Isso seria difícil de compreender se todo o poder da história se voltasse ao desenvolvimento das forças produtivas e se fosse efetivamente sem importância saber quais ilusões e quais desejos alimentam as gentes. O desenvolvimento das forças produtivas é o campo do real que delimita o sentido do possível para o homem: se na sociedade como é, não encontramos mascaradas as condições materiais de produção de uma sociedade sem classes e as relações de troca que lhe correspondem, todas as tentativas de lhe fazer explodir não passarão de donquichotismo, escre-veria Marx (Cl, p.95), e jamais o materialismo histórico procurou dizer mais.

Marx sempre investiu muito de seu tempo na reunião das forças revolucionárias, o que teria sido relativamente inútil se a revolução devesse advir dela mesma, assim como fundar um partido para provocar um eclipse solar. Marx cria profundamente no progresso do moderno e assim deixa suficientemente de fragmentos contraditórios e susceptíveis de induzir em erro, permitindo a certos discípulos ulteriores conferir à sua doutrina uma tendência determinista, fatalista, mecanicista, como disse Antonio Gramsci. Em toda vida Gramsci foi contrário a essas simplificações, da mesma forma que o marxista francês Louis Althusser, que questionava como é teoricamente possível sustentar a validade dessa proposição marxista fundamental: a luta de classes é o motor da história, ou seja, sustentar teoricamente que é pela luta política que é possível desmembrar a unidade existente, quando sabemos precisamente que não é a política, mas a economia, determinante em Ultima instância? (Por Marx, p. 221)

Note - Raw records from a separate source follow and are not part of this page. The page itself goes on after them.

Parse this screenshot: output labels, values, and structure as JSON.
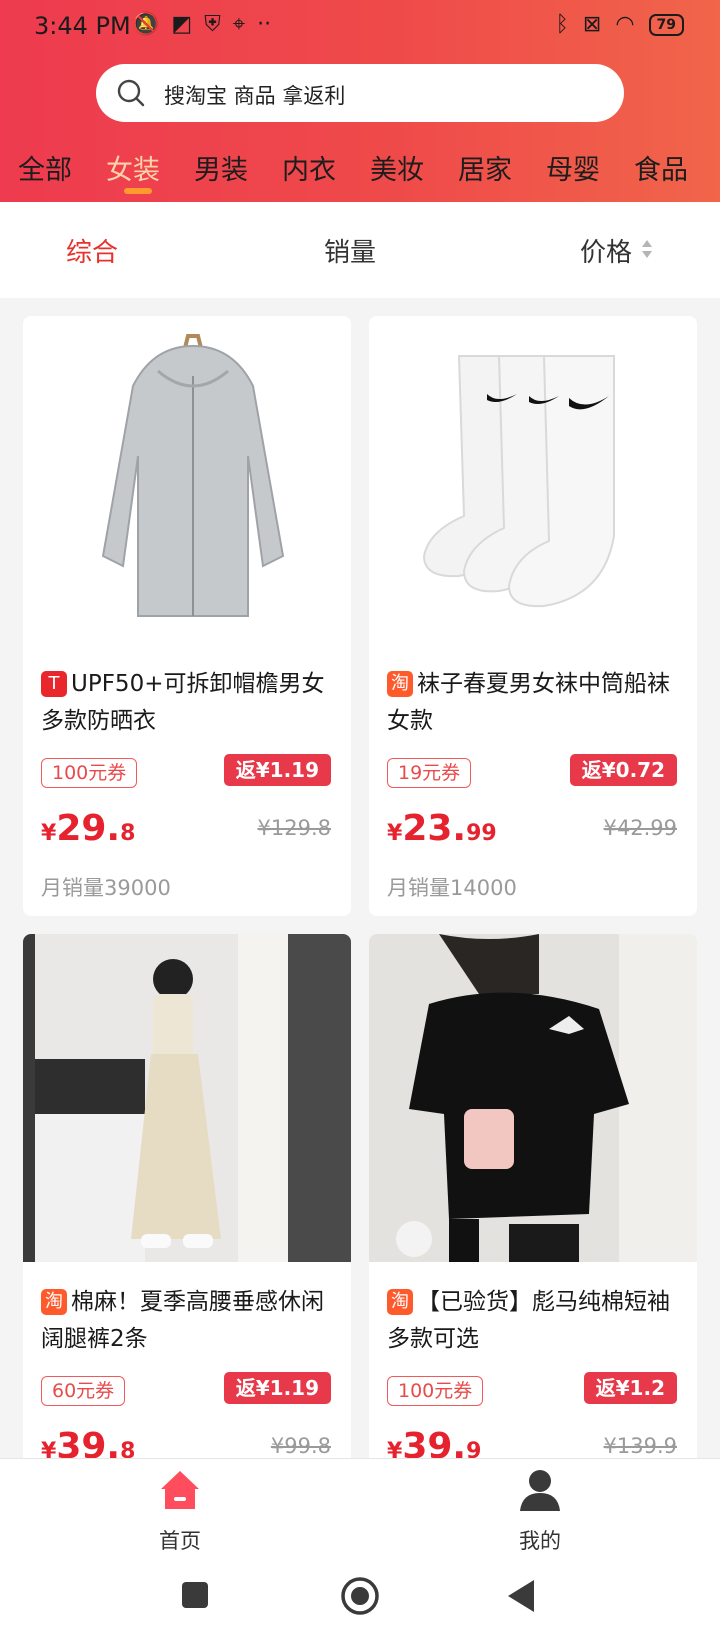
{
  "status": {
    "time": "3:44 PM",
    "battery": "79"
  },
  "search": {
    "placeholder": "搜淘宝 商品 拿返利"
  },
  "categories": [
    "全部",
    "女装",
    "男装",
    "内衣",
    "美妆",
    "居家",
    "母婴",
    "食品"
  ],
  "active_category": "女装",
  "sort": {
    "comprehensive": "综合",
    "sales": "销量",
    "price": "价格"
  },
  "products": [
    {
      "badge": "T",
      "title": "UPF50+可拆卸帽檐男女多款防晒衣",
      "coupon": "100元券",
      "rebate": "返¥1.19",
      "price_symbol": "¥",
      "price_int": "29.",
      "price_dec": "8",
      "original_price": "¥129.8",
      "sales": "月销量39000"
    },
    {
      "badge": "淘",
      "title": "袜子春夏男女袜中筒船袜女款",
      "coupon": "19元券",
      "rebate": "返¥0.72",
      "price_symbol": "¥",
      "price_int": "23.",
      "price_dec": "99",
      "original_price": "¥42.99",
      "sales": "月销量14000"
    },
    {
      "badge": "淘",
      "title": "棉麻！夏季高腰垂感休闲阔腿裤2条",
      "coupon": "60元券",
      "rebate": "返¥1.19",
      "price_symbol": "¥",
      "price_int": "39.",
      "price_dec": "8",
      "original_price": "¥99.8"
    },
    {
      "badge": "淘",
      "title": "【已验货】彪马纯棉短袖多款可选",
      "coupon": "100元券",
      "rebate": "返¥1.2",
      "price_symbol": "¥",
      "price_int": "39.",
      "price_dec": "9",
      "original_price": "¥139.9"
    }
  ],
  "bottom_nav": {
    "home": "首页",
    "mine": "我的"
  },
  "colors": {
    "brand_red": "#ee3b4f",
    "price_red": "#e5222d",
    "active_tab": "#ffd3a8",
    "nav_active": "#ff4d5e"
  }
}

Em primeiro lugar isto não é uma imprecisão teórica, mas uma fraqueza humana a reforçar nossa deriva. Gramsci reconheceu que esse determinismo tinha um sentido: pois se tornou historicamente necessário e justificado pelo caráter subalterno de camadas sociais determinadas. Quando não temos a iniciativa da luta e de que a luta termina por se identificar com uma série de defeitos, o determinismo mecânico torna-se formidável força de resistência moral ... Eu fui momentaneamente derrotado, mas a força das coisas trabalha por mim (Gramsci dans le Texte, Gallimard p. 153).

Esta certeza do futuro é um erro particularmente sedutor, porque é fonte de força: mesmo se as classes inferiores foram humilhadas e ultrajadas, ofendidas, sem influência e perseguidas quando se puseram à frente, quando se puderam dizer que o futuro lhes pertence; uma fonte inaudita e inesgotável de reconforto moral donde resultam os impulsos mais fortes para tomar uma iniciativa prática capaz de se transformar (Gramsci) em um desdobramento da vontade coletiva. De sua parte Marx não o teria visto muito diferentemente. Alguns anos antes de sua morte, escreveu numa carta: O sonho da iminência do fim do mundo incitou os primeiros cristãos a combater o universo romano, dando-lhes certeza da vitória.

Hoje a esquerda de todas as cores perdeu essa fé na vitória. É certo que lhe restou seu lado objetivista, como mostramos no início, a aversão pelos bons sentimentos, pelos pensamentos estúpidos e nalguns uma certa mordacidade pós-bolchevique que os faz considerar -- ao melhor com um certo levantar de ombros -- os resultados mais antipáticos (isto é um eufemismo) da mundializacão capitalista, como o preço a pagar pelo progresso. O materialismo histórico afirma, essencialmente, que não vale a pena senão para o que parece possível no horizonte, porque a nada serve desejar o que quer que seja, quando a realidade vai noutro rumo. Isto é sempre válido, mas aquele que quer engajar-se por urna sociedade melhor ou por um maior respeito pela natureza deve ter em mente que nenhuma forca oculta da história o fará em seu lugar. Eventualmente, o mundo não evoluirá noutro sentido, se indivíduos morais dotados de razão e de livre arbítrio não se engajarem.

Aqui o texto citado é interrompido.